The cogs are turning, but we’re yet to see quite what any of these characters would actually look like at the top of a wheel of fortune. Those who have gained power are yet to exercise it. Season seven offers our first opportunity to see how genuine female power functions in an excessively violent patriarchal society. Will the alliance between Daenerys, Olenna, Ellaria and Yara succeed? How will Cersei rule successfully when she is so unpopular, and so many of her allies are dead and buried?
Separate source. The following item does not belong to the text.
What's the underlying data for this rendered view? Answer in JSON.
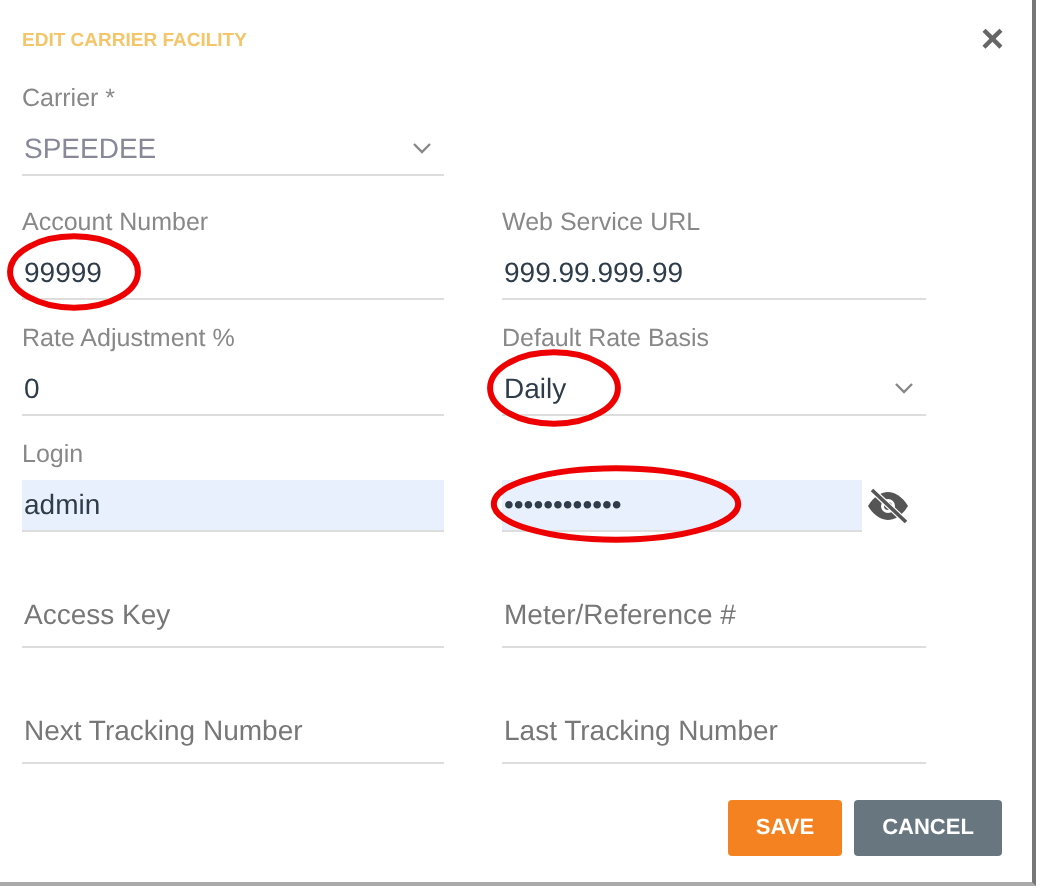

Clearly, the female leads of Game of Thrones are more instrumental than ever. The first trailer for the seventh season focuses in on Daenerys, Cersei and Jon Snow as the pivotal characters of the upcoming season, each taking a seat on their prospective thrones. But there’s also much to suggest that Sansa is as important as Jon going forward: the most recent trailer begins focusing in on her as she walks through the snow, while Littlefinger tells her to “fight every battle, everywhere”, and ends with her narration that when winter comes, “the lone wolf dies, but the pack survives”. Fan theories abound that Sansa will be the last Stark standing.

But as women gain more and more power in the collapsing seven kingdoms, a war over the Iron Throne increasingly seems like self-indulgent squabbling in the face of the oncoming White Walkers, which could spell the end of the Game of Thrones world as we know it. Cersei, Daenerys and Ellaria, and, increasingly, Sansa seem more interested in personal power than the approaching winter. It remains to be seen whether a female-dominated Westeros will be more open to warnings from Jon Snow than self-important patriarchal governments and families past. However satisfying it is to see Westeros’ women have revenge on their enemies closer to home, now they have a bigger battle to fight.